The references to USB sockets and most types of SMPSUs associated with networking etc seems to be a red herring, as they must provide electrical separation between the AC input and DC output. Therefore, they are no more likely to inject a DC current into the circuit conductors that would saturate and disable a type AC RCD, than any other electronic load. On an SELV supply, there would have to be an input-output fault (nasty, possibly live iPhone!) as well as a fault to earth from the other side of the DC supply, and the unit would still have to carry on functioning to produce the offending DC. Possible, but in practice the whole thing would likely blow to smithereens and no longer generate DC. The input rectifier of an SMPSU can produce a DC load if one side of the non-separated DC bus leaks to earth and one leg of the bridge blows out (or it's half-wave), but this should not result in shock because the electrical separation remains, so it doesn't rely on the RCD for protection.
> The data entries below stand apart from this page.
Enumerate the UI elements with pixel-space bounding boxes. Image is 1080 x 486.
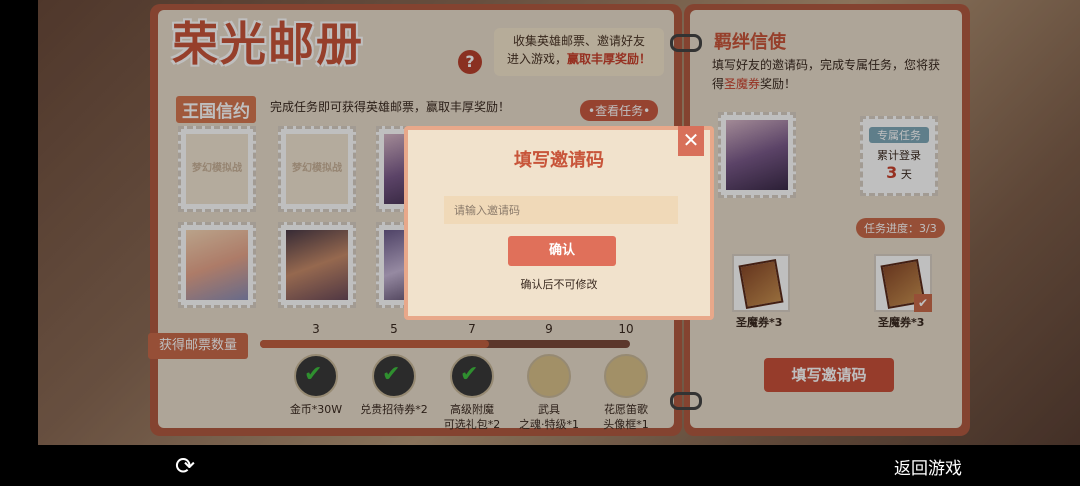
confirm-button[interactable]: 确认: [508, 236, 616, 266]
invite-code-input[interactable]: [444, 196, 678, 224]
dialog-title: 填写邀请码: [514, 150, 604, 171]
rotate-icon[interactable]: ⟳: [170, 451, 200, 481]
confirm-note: 确认后不可修改: [520, 278, 598, 291]
close-icon[interactable]: ✕: [678, 126, 704, 156]
system-navbar: ⟳ 返回游戏: [0, 445, 1080, 486]
game-screen: 荣光邮册 ? 收集英雄邮票、邀请好友 进入游戏，赢取丰厚奖励！ 王国信约 完成任…: [38, 0, 1080, 445]
back-to-game-button[interactable]: 返回游戏: [894, 454, 962, 479]
invite-code-dialog: 填写邀请码 ✕ 确认 确认后不可修改: [404, 126, 714, 320]
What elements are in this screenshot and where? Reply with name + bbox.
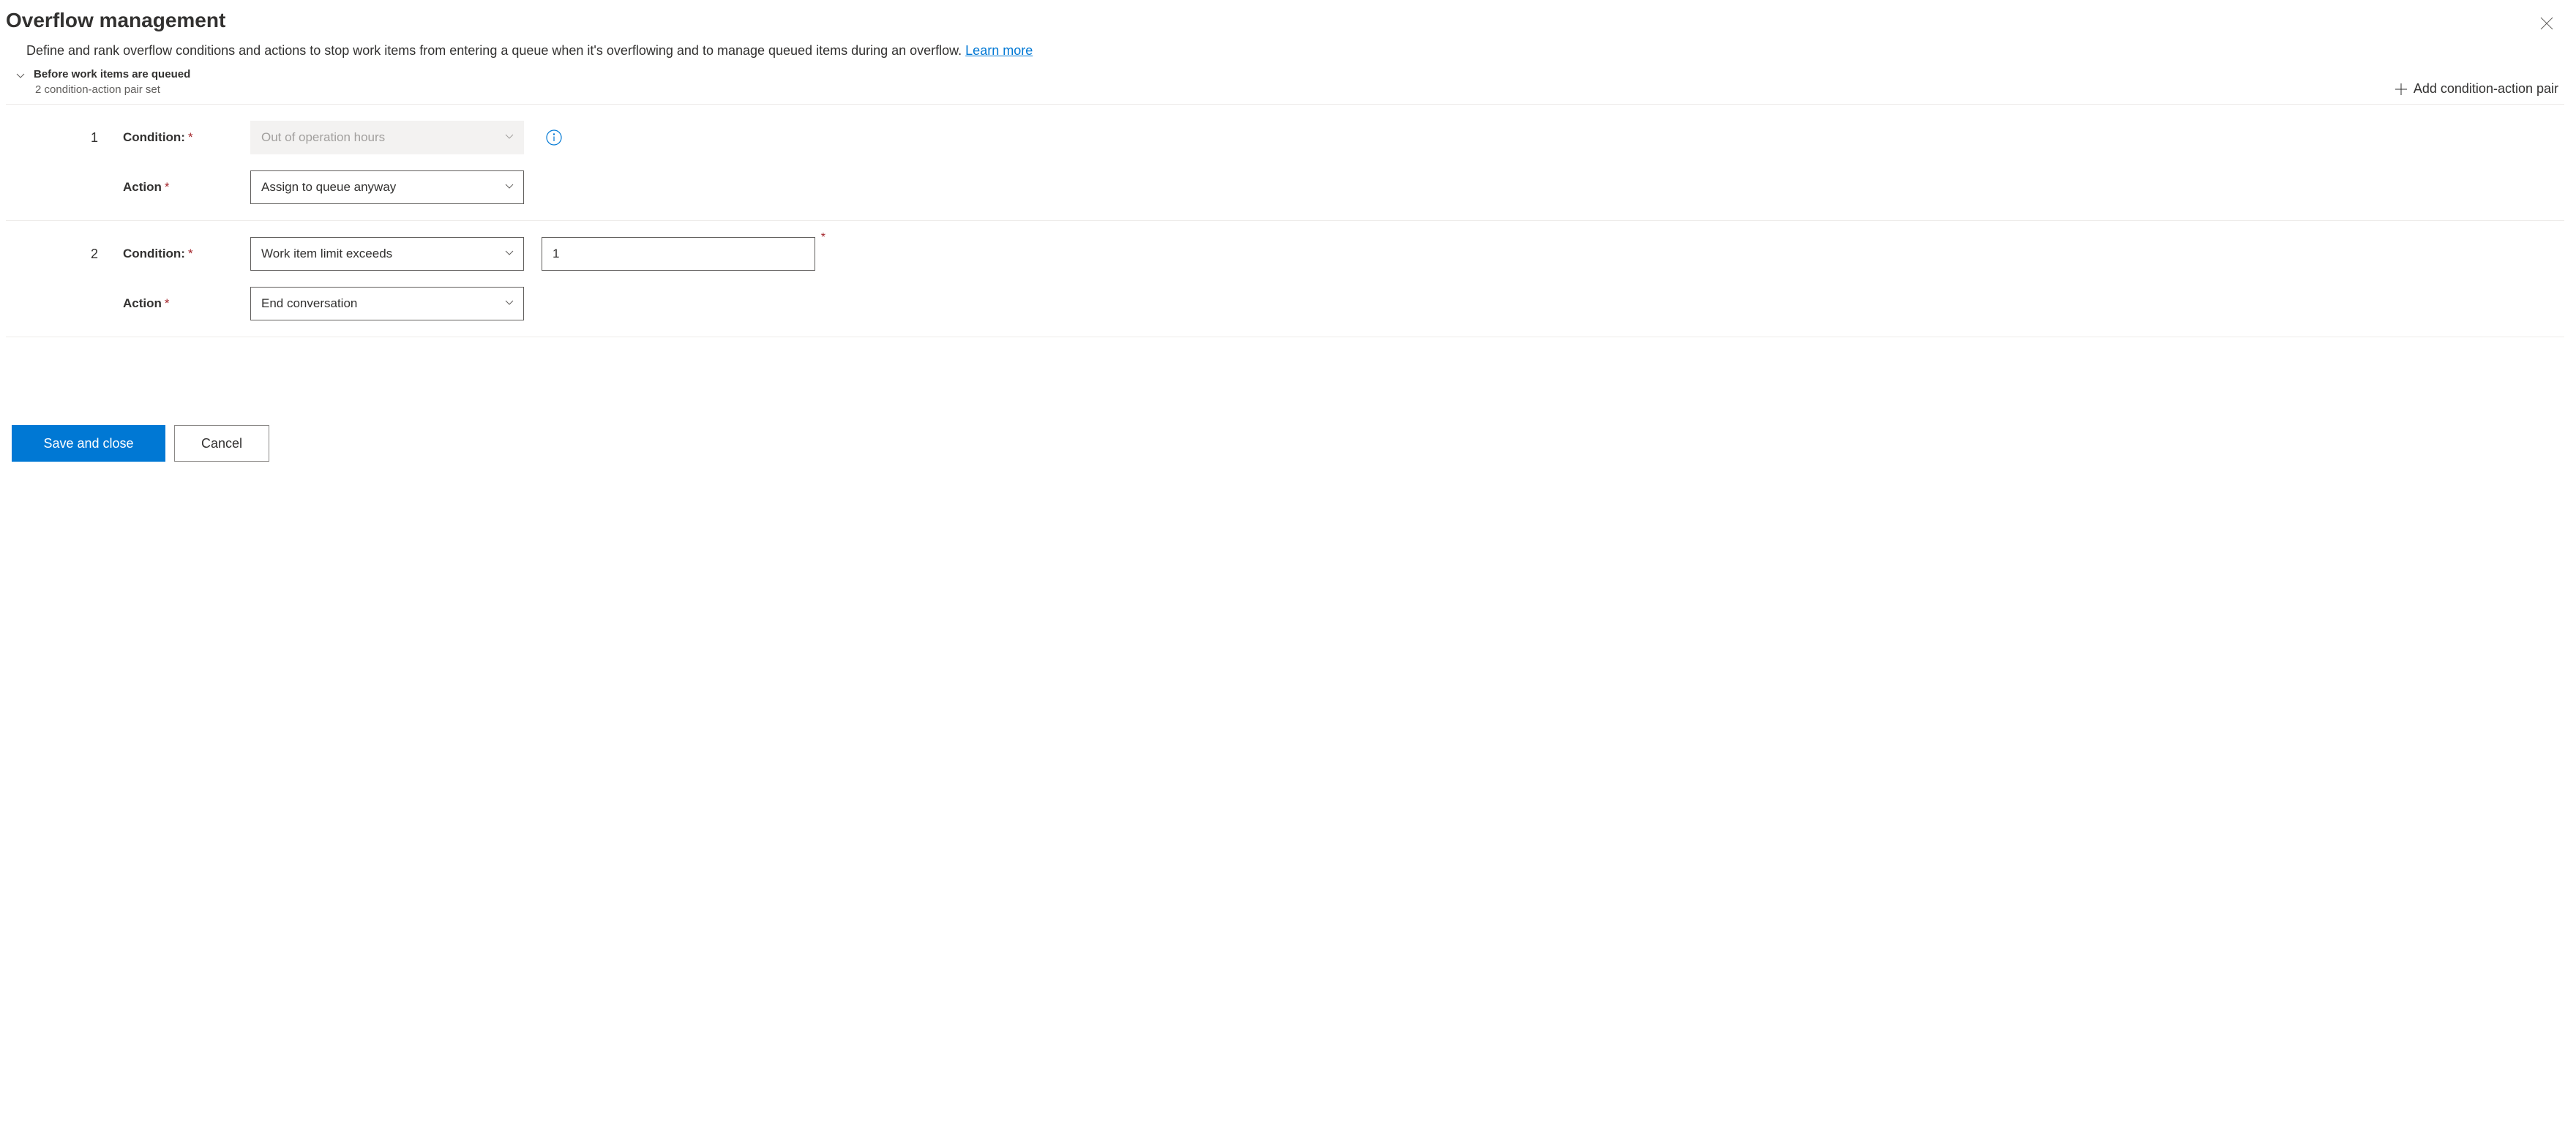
add-pair-label: Add condition-action pair	[2414, 81, 2558, 97]
action-select[interactable]: Assign to queue anyway	[250, 170, 524, 204]
required-indicator: *	[188, 130, 193, 144]
add-condition-action-pair-button[interactable]: Add condition-action pair	[2395, 81, 2558, 97]
action-value: End conversation	[261, 296, 357, 311]
info-icon[interactable]	[546, 129, 562, 146]
page-title: Overflow management	[6, 9, 225, 32]
close-button[interactable]	[2535, 12, 2558, 35]
cancel-button[interactable]: Cancel	[174, 425, 269, 462]
condition-label: Condition:*	[123, 130, 233, 145]
condition-value: Work item limit exceeds	[261, 247, 392, 261]
chevron-down-icon	[504, 247, 514, 261]
plus-icon	[2395, 83, 2408, 96]
required-indicator: *	[821, 231, 825, 244]
chevron-down-icon	[504, 130, 514, 145]
required-indicator: *	[188, 247, 193, 260]
condition-label-text: Condition:	[123, 130, 185, 144]
condition-label: Condition:*	[123, 247, 233, 261]
section-title: Before work items are queued	[34, 68, 190, 80]
condition-select[interactable]: Work item limit exceeds	[250, 237, 524, 271]
condition-label-text: Condition:	[123, 247, 185, 260]
condition-action-pair: 1Condition:*Out of operation hours.Actio…	[6, 105, 2564, 221]
pair-index: 1	[91, 130, 105, 146]
pair-index: 2	[91, 247, 105, 262]
section-subtitle: 2 condition-action pair set	[34, 83, 190, 96]
description-text: Define and rank overflow conditions and …	[26, 43, 965, 58]
action-label-text: Action	[123, 180, 162, 194]
close-icon	[2540, 17, 2553, 30]
action-label: Action*	[123, 296, 233, 311]
chevron-down-icon	[504, 296, 514, 311]
action-value: Assign to queue anyway	[261, 180, 396, 195]
action-select[interactable]: End conversation	[250, 287, 524, 320]
required-indicator: *	[165, 296, 170, 310]
condition-value: Out of operation hours	[261, 130, 385, 145]
chevron-down-icon	[504, 180, 514, 195]
condition-select: Out of operation hours	[250, 121, 524, 154]
save-and-close-button[interactable]: Save and close	[12, 425, 165, 462]
condition-action-pair: 2Condition:*Work item limit exceeds*.Act…	[6, 221, 2564, 337]
page-description: Define and rank overflow conditions and …	[6, 41, 2564, 61]
required-indicator: *	[165, 180, 170, 194]
limit-value-input[interactable]	[542, 237, 815, 271]
action-label-text: Action	[123, 296, 162, 310]
learn-more-link[interactable]: Learn more	[965, 43, 1033, 58]
chevron-down-icon	[15, 70, 26, 81]
action-label: Action*	[123, 180, 233, 195]
section-toggle[interactable]	[15, 70, 26, 83]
It could disable the RCD from protecting against other faults, but again the 99% likely result is that the bridge will simply short out completely and blow the internal fuse / circuit OCPD, leaving the RCD to function normally.
Phase-angle controlled loads are more likely to have a DC component in their supply current and there were, maybe still are, appliances that deliberately produce one. For example, hairdryers with two heat settings that use a diode to halve the element mean current, draw their entire load as DC on low heat. Does this prevent operation of a traditional type AC RCD? I would think it probably does, without there even being a fault. I would actually like to try this (anyone care to do it?) Put a half-wave low heat thingy on a type AC and run a normal RCD test?
I'm familiar with RCD selection on the basis of DC and HF load current components from theatrical and machine installations. Large lighting dimmers can produce a significant DC component in their supply current, especially in the event of an output device fault leading to half-wave loads of many amps. For these, a type A may provide adequate protection, but for a device that can fault from the DC buss of a non-separated bridge rectified mains supply, e.g. an inverter, the smooth-DC sensitivity of a type B is needed.
In summary, yes, food for thought if you're not familiar with DC-sensitivity of RCDs, but I am not fully in agreement with some of the comments.